Sur son rapport remis au curé figuraient plusieurs hypothèses. 

1.Si les religieuses n’accueillaient pas au pensionnat des jeunes filles des villages du nord , que plusieurs ont entendu tousser, on n’en serait pas là !

2. Y’ aussi le laitier qui se rend aux village voisin pour livrer ses marchandises, suffit d’une piasse pas propre et voilà l’épidémie…L’argent n’a pas d’odeur, les microbes non plus.

3. C’est bien beau le hockey , mais quand les étoiles locales attirent les foules, y’a des étrangers parmi nous …et qui dit étrangers dit déplacements ! Un microbe sachant chasser, chasse dans la sueurs, les cris et les embrassades !

4. Et puis, il y a aussi le pain qui est livré de la boulangerie du village voisin 

Le bedeau précisa à la satisfaction de monsieur le curé que les Saintes Espèces qui arrivaient de la Capitale étaient exemptées de microbe puisque bénies par Dieu .



Le curé plia le rapport en quatre et le déposa dans la poche de son grand manteau noir et se rendit porté par la Foi et transporté par sa Buick chez monsieur le maire. C’était une question politique. 

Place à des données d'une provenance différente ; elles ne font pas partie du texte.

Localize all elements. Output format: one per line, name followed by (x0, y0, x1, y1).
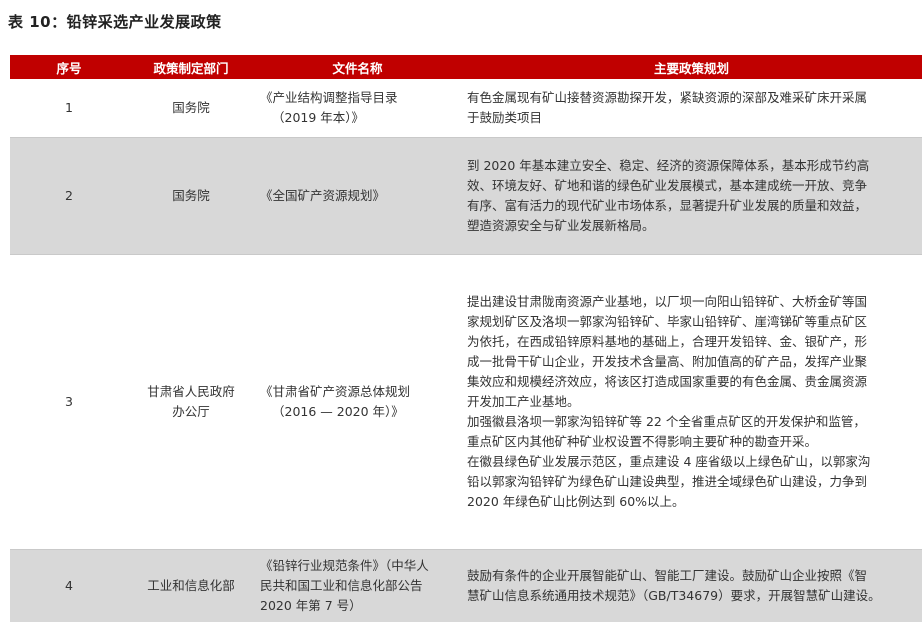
header-dept: 政策制定部门 (128, 55, 254, 79)
doc-line: 《铅锌行业规范条件》（中华人 (260, 556, 461, 576)
table-row: 1 国务院 《产业结构调整指导目录 （2019 年本）》 有色金属现有矿山接替资… (10, 79, 922, 138)
cell-doc: 《产业结构调整指导目录 （2019 年本）》 (254, 79, 461, 138)
plan-line: 开发加工产业基地。 (467, 392, 914, 412)
plan-line: 有色金属现有矿山接替资源勘探开发，紧缺资源的深部及难采矿床开采属 (467, 88, 914, 108)
policy-table: 序号 政策制定部门 文件名称 主要政策规划 1 国务院 《产业结构调整指导目录 … (10, 55, 922, 622)
cell-plan: 鼓励有条件的企业开展智能矿山、智能工厂建设。鼓励矿山企业按照《智 慧矿山信息系统… (461, 550, 922, 622)
cell-dept: 国务院 (128, 79, 254, 138)
table-row: 4 工业和信息化部 《铅锌行业规范条件》（中华人 民共和国工业和信息化部公告 2… (10, 550, 922, 622)
plan-line: 慧矿山信息系统通用技术规范》（GB/T34679）要求，开展智慧矿山建设。 (467, 586, 914, 606)
cell-plan: 提出建设甘肃陇南资源产业基地，以厂坝一向阳山铅锌矿、大桥金矿等国 家规划矿区及洛… (461, 255, 922, 550)
doc-line: 民共和国工业和信息化部公告 (260, 576, 461, 596)
plan-line: 鼓励有条件的企业开展智能矿山、智能工厂建设。鼓励矿山企业按照《智 (467, 566, 914, 586)
cell-dept: 国务院 (128, 138, 254, 255)
plan-line: 塑造资源安全与矿业发展新格局。 (467, 216, 914, 236)
doc-line: 2020 年第 7 号） (260, 596, 461, 616)
cell-doc: 《铅锌行业规范条件》（中华人 民共和国工业和信息化部公告 2020 年第 7 号… (254, 550, 461, 622)
doc-line: 《甘肃省矿产资源总体规划 (260, 382, 461, 402)
plan-line: 为依托，在西成铅锌原料基地的基础上，合理开发铅锌、金、银矿产，形 (467, 332, 914, 352)
cell-plan: 到 2020 年基本建立安全、稳定、经济的资源保障体系，基本形成节约高 效、环境… (461, 138, 922, 255)
cell-no: 1 (10, 79, 128, 138)
plan-line: 在徽县绿色矿业发展示范区，重点建设 4 座省级以上绿色矿山，以郭家沟 (467, 452, 914, 472)
cell-no: 3 (10, 255, 128, 550)
plan-line: 于鼓励类项目 (467, 108, 914, 128)
table-title: 表 10：铅锌采选产业发展政策 (8, 11, 222, 32)
doc-line: 《产业结构调整指导目录 (260, 88, 461, 108)
plan-line: 提出建设甘肃陇南资源产业基地，以厂坝一向阳山铅锌矿、大桥金矿等国 (467, 292, 914, 312)
cell-doc: 《全国矿产资源规划》 (254, 138, 461, 255)
dept-line: 甘肃省人民政府 (128, 382, 254, 402)
cell-no: 4 (10, 550, 128, 622)
header-plan: 主要政策规划 (461, 55, 922, 79)
plan-line: 有序、富有活力的现代矿业市场体系，显著提升矿业发展的质量和效益， (467, 196, 914, 216)
header-no: 序号 (10, 55, 128, 79)
doc-line: （2019 年本）》 (260, 108, 461, 128)
plan-line: 重点矿区内其他矿种矿业权设置不得影响主要矿种的勘查开采。 (467, 432, 914, 452)
dept-line: 办公厅 (128, 402, 254, 422)
plan-line: 2020 年绿色矿山比例达到 60%以上。 (467, 492, 914, 512)
cell-dept: 甘肃省人民政府 办公厅 (128, 255, 254, 550)
cell-no: 2 (10, 138, 128, 255)
table-row: 3 甘肃省人民政府 办公厅 《甘肃省矿产资源总体规划 （2016 — 2020 … (10, 255, 922, 550)
plan-line: 成一批骨干矿山企业，开发技术含量高、附加值高的矿产品，发挥产业聚 (467, 352, 914, 372)
plan-line: 加强徽县洛坝一郭家沟铅锌矿等 22 个全省重点矿区的开发保护和监管， (467, 412, 914, 432)
header-doc: 文件名称 (254, 55, 461, 79)
plan-line: 效、环境友好、矿地和谐的绿色矿业发展模式，基本建成统一开放、竞争 (467, 176, 914, 196)
cell-doc: 《甘肃省矿产资源总体规划 （2016 — 2020 年）》 (254, 255, 461, 550)
plan-line: 铅以郭家沟铅锌矿为绿色矿山建设典型，推进全域绿色矿山建设，力争到 (467, 472, 914, 492)
table-header-row: 序号 政策制定部门 文件名称 主要政策规划 (10, 55, 922, 79)
doc-line: （2016 — 2020 年）》 (260, 402, 461, 422)
table-row: 2 国务院 《全国矿产资源规划》 到 2020 年基本建立安全、稳定、经济的资源… (10, 138, 922, 255)
plan-line: 到 2020 年基本建立安全、稳定、经济的资源保障体系，基本形成节约高 (467, 156, 914, 176)
doc-line: 《全国矿产资源规划》 (260, 186, 461, 206)
cell-dept: 工业和信息化部 (128, 550, 254, 622)
plan-line: 家规划矿区及洛坝一郭家沟铅锌矿、毕家山铅锌矿、崖湾锑矿等重点矿区 (467, 312, 914, 332)
plan-line: 集效应和规模经济效应，将该区打造成国家重要的有色金属、贵金属资源 (467, 372, 914, 392)
cell-plan: 有色金属现有矿山接替资源勘探开发，紧缺资源的深部及难采矿床开采属 于鼓励类项目 (461, 79, 922, 138)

-Vous savez monsieur le maire , Dieu, même s’il gère le monde du visible et de l’invisible ne peut pas faire grand-chose avec les microbes . C’est de votre responsabilité.

 

-Oui, oui, opina de la tête le maire.  Les services d’hygiène tente de contenir la propagation du microbe, la religion console les malades et  la municipalité doit trancher. C'est tout vu!

Le maire se mit à penser tout haut. 

Finalement, le village est un trop ouvert aux autres. Il faut fermer à l’est et à l’ouest. Du coté de Tadoussac on va parquer le camion d’incendie de travers dans le chemin et du coté des Escoumins, on a juste à laisser venter le vent à Bon-Désir et ce ne sera pas long avant que le chemin soit bouché."

 
Le curé en admiration devant autant de sagesse, se signa  et  songea que Dieu avait béni le peuple de son village et avec raison. 

La municipalité serait dorénavant autarcique. Le curé expliqua le mot en chaire, il, vulgarisa du mieux qu’il pouvait. Il vanta  l'aséité du Père éternel et perdit l'attention de l'auditoire qui avait besoin d'une parabole plus simpliste.  C’est sur le perron de l’église que Jos dit le Connaissant trancha en une phrase: « Le village peut se suffire à lui-même : maudite affaire géniale l’autarcie ! »

 

Le gérant de la banque locale, Fidel la Piasse , s’empara de la phrase de Jos dit le Connaissant et en fit un slogan. Il  fit imprimer dans le journal local sous le titre Maudite  Affaire Géniale l’Autarcie   la nouvelle façon de faire pour éviter les microbes.

  Il fallait désormais, que tout ce qui venait de l’extérieur du village fut inspecté, que l’inspection soit au frais du livreur et que ses frais soient partagés pour acheter des remèdes au cas où d’autres microbes nous attaqueraient. C'était clair, net et précis.  L’argent ainsi récolté serait déposé à sa banque puisqu’il avait eu l’idée de ces nouvelles règles.

  Tout changea. Les jeunes du villages jouèrent au hockey entre eux, le pensionnat fut converti en hôtel local, le camping en parc municipal, l’aéroport en piste d’apprentissage de la conduite automobile, le quai devint un observatoire pour regarder les étoiles, et l’église était à nouveau pleine chaque Saint Dimanche pour écouter les sermons du curé que Jos dit le Connaissant traduisait sur le perron en mots plus simples.

 Réunis autour de l'idée qu'il fallait combattre leur malheur microbien, les villageois eurent enfin un but commun. 

Au retour du printemps ,  une fois, le rhume disparu , les chemins et les sinus  débouchés,  le village redevint presque comme avant . Dans leur tête, les villageois restèrent un peu bouchés.